He turned and swept through the door that joined my room to his like a little lord, his robes trailing down past his feet in a way that was probably planned, if I knew him. And I did, unfortunately.

The next morning, he showed up before I’d even started my warm-ups. He was carrying a sword. It was a strange blade, thin and curved at the very end, like the sword-maker had got distracted and pulled away too soon. He was holding it all wrong, bundled up in his arms like he thought it was a baby or a cat, and not a real metal blade, sharp and nastiest at the tip.

“Where did you get that?” I asked. It was nearly as big as he was.

“Well,” Caius said, looking ever so pleased I’d asked. He was wearing green robes that morning, and his hair wasn’t clipped back over his bad eye, which meant that he must’ve been planning to interrupt and not just jarred cruelly from his beauty sleep. “I asked around, you know, and that charming lord who’s always shouting—Lord Jiro, I believe—said he had a son about my age, and it was every boy’s duty to carry a sword, or something to that effect. I admit my understanding of the conversation waned toward the end of it. Anyway, his servants dropped by my room later that night, and they were ever so kind enough to provide me with this.”
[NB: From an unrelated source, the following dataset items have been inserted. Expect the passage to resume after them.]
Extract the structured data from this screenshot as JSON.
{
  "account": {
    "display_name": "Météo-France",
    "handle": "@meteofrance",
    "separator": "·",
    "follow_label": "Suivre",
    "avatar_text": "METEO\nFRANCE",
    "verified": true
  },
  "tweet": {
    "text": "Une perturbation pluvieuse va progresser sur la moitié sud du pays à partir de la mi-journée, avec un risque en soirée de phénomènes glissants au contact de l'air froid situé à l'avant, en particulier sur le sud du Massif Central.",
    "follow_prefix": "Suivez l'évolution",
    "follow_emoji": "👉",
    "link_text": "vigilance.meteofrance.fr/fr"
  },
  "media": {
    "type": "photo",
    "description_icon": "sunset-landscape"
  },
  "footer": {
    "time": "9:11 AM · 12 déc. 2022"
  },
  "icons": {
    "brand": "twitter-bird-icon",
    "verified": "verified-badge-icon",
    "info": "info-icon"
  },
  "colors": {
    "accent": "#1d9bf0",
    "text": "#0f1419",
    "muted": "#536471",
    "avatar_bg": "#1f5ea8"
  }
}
He held out the sword like it was a dead cat; only it was heavy, because he was holding the hilt with both hands, and swaying under the weight of it. I wanted to laugh, but what I wanted to do even more was to take the sword. I did.

I was surprised to find that it was lighter than any blade you’d have found in Volstov, and thin like I’d thought it was. When I pulled it out of the sheath, I saw that there was one blunt side and one sharp. All the more useful for when you wanted to maim your opponent rather than kill him, I supposed. I was surprised, also, that the Ke-Han could ever decide which side to use without summoning a council of a hundred, but then maybe that was why they’d lost the war.

Caius sat down on the crescent seat again, watching me expectantly. I swung the sword through the air experimentally, making a pass here, a block there. It was a good sword.

“It’s still better with two,” I said, calling out to Caius the same way I’d called out the city boys who’d gathered around the barracks to lean over the fences and watch us fight. If he was going to sit in, he might as well learn something from it—if he could.

Caius’s eyes went wide, as though I’d genuinely shocked him.

“I’ll go easy on you and everything,” I said, though privately I was thinking, not that easy. His being a magician, even a reluctant watery one, meant that I’d heard my fair share of rumors about Caius Greylace in my time, and despite his looks, he could definitely take care of himself, spoiled lightweight or not.

“Oh my,” he said, fluttering like a lady just asked for her first dance. “Wouldn’t the guards think the worst of us again? I’d hate to cause any commotion.”

Ever since my little mishap with the guards, I’d noticed, they tended to patrol up and down our hallway with greater care, and took their time loitering right outside my doorway since they didn’t know the truth of it, that the whole thing had been Caius’s fault. All the other diplomats had their theories as to why, since no one knew the real reason except me, Caius, and Lord Temur, and there wasn’t one of us opening our mouths on the matter. Still, we were wasting time, and I wasn’t about to be put off from the one thing that kept me sane by a bunch of overexcitable, unintelligible guards.

“You can use the scabbard,” I said, holding it out to him. “It’s about the same size as the sword.”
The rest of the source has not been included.